If anyone in the world should surrender to an artificial tree, it is yours truly. But by this time next year this will be a faded memory and we'll do it again. I shall return.


And yes, we've done it every year since. I will say it has gotten better and we have finally learned to pick out more reasonably sized trees. Only one real disaster since 2002, and that year we finally surrendered and used an artificial tree that Wife's parents had handed down to us. We had about 80 dollars' worth of greenery from the mammoth real tree that just refused to participate.

Saying "hush" to Wife only one time during the whole process this year, and that being the extent of the tension, is progress, my friends. Merry Christmas -- and a joyous Christmas Tree -- to all.


Debby said...

Oh, how I laughed. In my house, the menfolk sit on the sofa watching football and women decorate the tree. Sometimes I get grumpy and make them help. Sometimes they do, never taking their eyes from the TV screen. I finish the decorating preaching myself a little serman on forgiveness.

Kelly said...

Oh, Bob... I'm laughing all over again! This was one of my favorite Christmas letters.

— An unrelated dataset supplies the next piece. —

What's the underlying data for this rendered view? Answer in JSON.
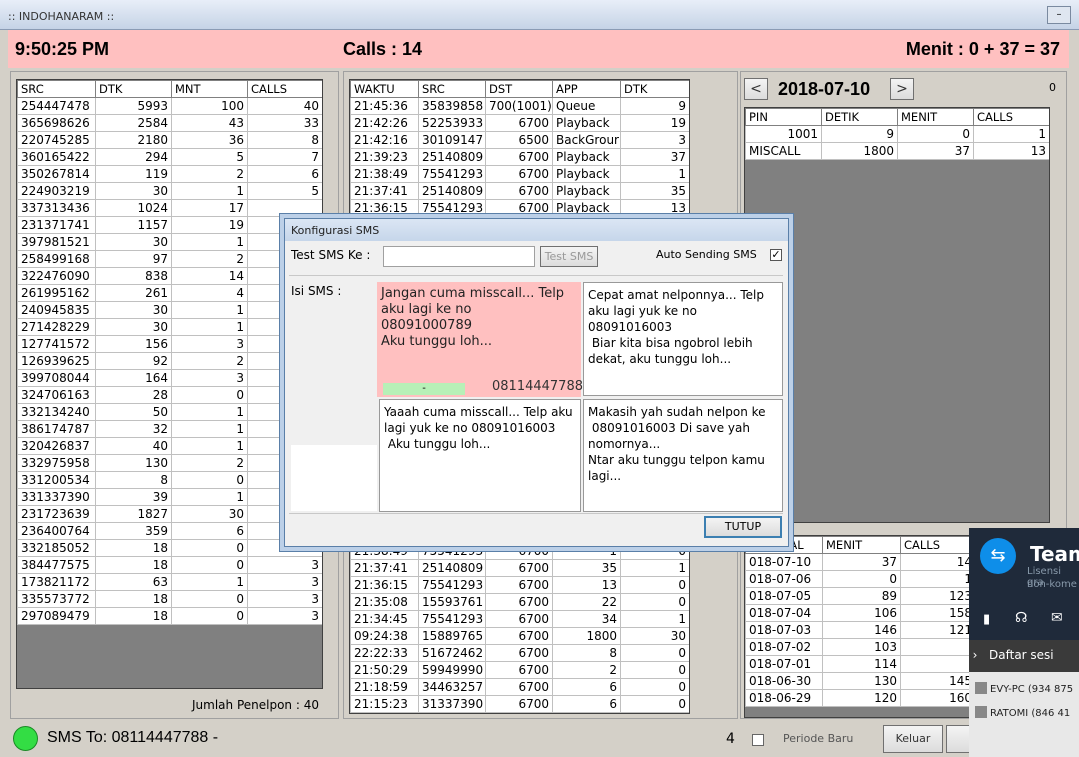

We've used artificial trees since I was 10 years old. The closest I've gotten to live greenery is the live wreath I purchased for several years to adorn the wall in my living room (and had to continually mist so it wouldn't dry out!).

Merry Christmas to your and yours, too!

Hal Johnson said...

Funny funny funny. Christmas trees have more than once prompted me to use colorful language.

Bob said...

Kelly, Susan is really into the live stuff -- on the mantle and door. She cuts magnolia leaves from our neighbor's yard and uses those too. Of course as we get close to New Year's guess who's cleaning up all the dried stuff???

Pam said...

I am almost on the floor rolling with laughter!! I'm visualizing the Griswolds from "Vacation".

I've had both real and real-looking. I"ll take the real-looking.

What I will NEVER have again is the pre-wired tree. What a rip-off!! A nightmare to assemble and a real you-know-what when a light, somewhere on it, burns out.

I usually have to do all the decorating, inside and out, solo. The bigger challenge for me is the outside lights. I've been known to break down in tears and hurl things. As I live on a corner lot this can be interesting to passing cars.

We've had dogs and kids, in years past, that tackled trees with frightening results.

All said and done, I love Christmas decorations, once up. Love your photo!!!

Redlefty said...

Gotta love it!

I really like that you put that in the Christmas card.